By opting for a market in carbon credits, in the wake of thwarted tax plans, the Government has fallen in with a worldwide trend. This sees greenhouse gas emissions being capped and breaches being penalised, normally by having to buy credits off those who keep below the cap. Once, this regime was thought to be the answer to this country's 2012 Kyoto Protocol obligations. But the pollution deficit has become increasingly problematic, and the Energy Minister now suggests a near halving of it to 25 million tonnes is the extent of the scheme's ambition.
On that basis, and others, the Greens have condemned it as lacking urgency. In their world, presumably, all sectors would be thrust into the regime together, not, as is proposed, phased in from next year, starting with forestry and ending with agriculture in 2013. The likes of free credits (yet to be allocated) would not be contemplated.
Farmers, indeed, have cause to be grateful. The methane belched by their livestock contributes about a third of the emissions for which New Zealand is accountable under Kyoto. Dairy farmers, especially, will never be more capable of taking financial responsibility. But the Government, mindful perhaps of the "fart" tax debacle, has opted for a softly-softly approach. To justify this special treatment, it says livestock, unlike cars or factories, cannot be redesigned overnight.
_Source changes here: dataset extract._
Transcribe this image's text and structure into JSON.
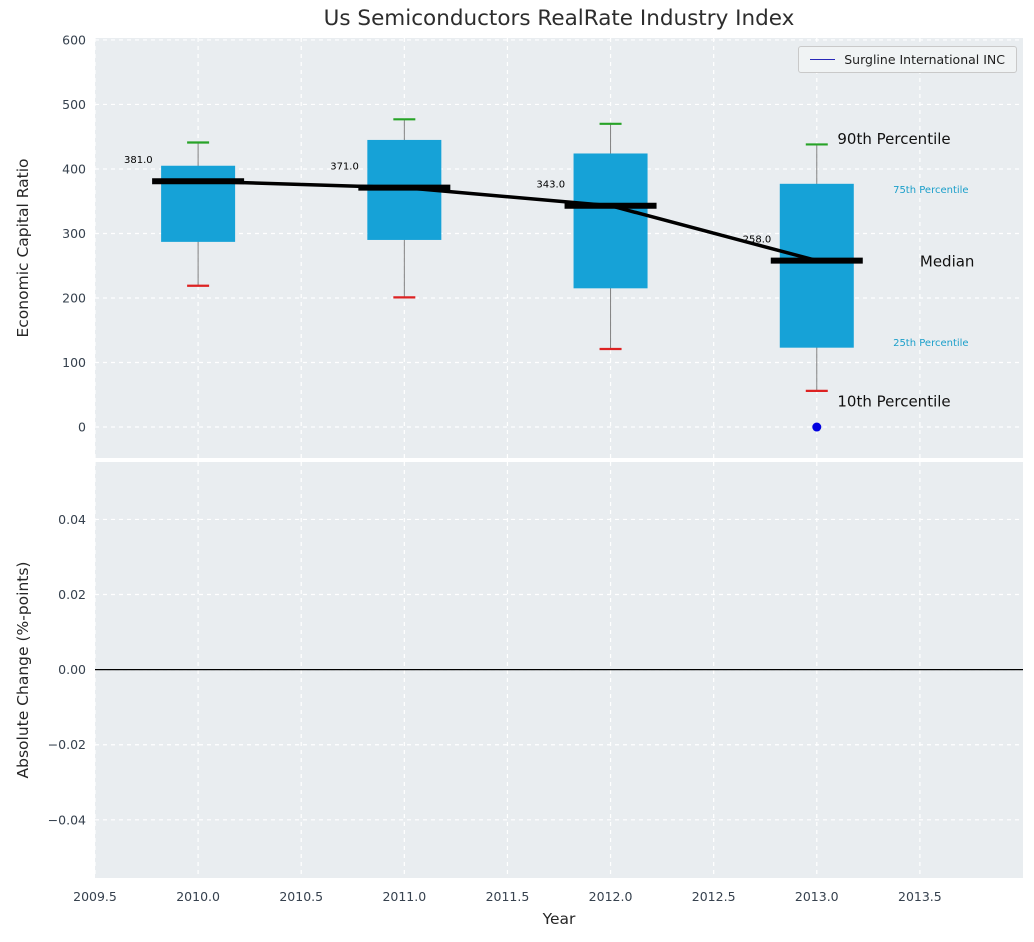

Maybe so, but farmers can, and must, do more to cut nitrous oxide from fertiliser, which comprises a third of agricultural emissions. Equally, it seems unfair that taxpayers will pay more for research into reducing the amount of methane that cattle and sheep belch.
In seeking consensus, the Government has also bowed to forestry owners, agreeing they can retain ownership of credits planted from 1990. This and other planting incentives are especially significant, given that the rate of deforestation last year grew to its highest level in half a century. Replanting and new planting must be a pivotal part of the response to climate change, a point emphasised at the Apec meeting in Sydney. The Government's rift with foresters was hardly helping this.
The public will, of course, pay a price for the increased costs of those producing greenhouse gases. Petrol is expected to sell for 4c a litre more from 2009, and power bills will increase by 5 per cent a year later. The Government says it will compensate those on low incomes for the increased power prices. But that will do nothing to curb household use. The thrust must be to encourage energy efficiency through the likes of better insulation.
There will also be a 0.1 per cent hit to economic growth. Yet that pales beside the realities of climate change and the advantages of a robust reaction. Placing this country in the vanguard of respondents will reaffirm its clean and green credentials. Additionally, the creation of a healthier environment will benefit everyone. Polls suggest the vast majority of people are willing to accept the challenges posed by climate change. Most will recognise a pragmatic emissions trading scheme as an integral part of the response. Parliamentarians should see the same.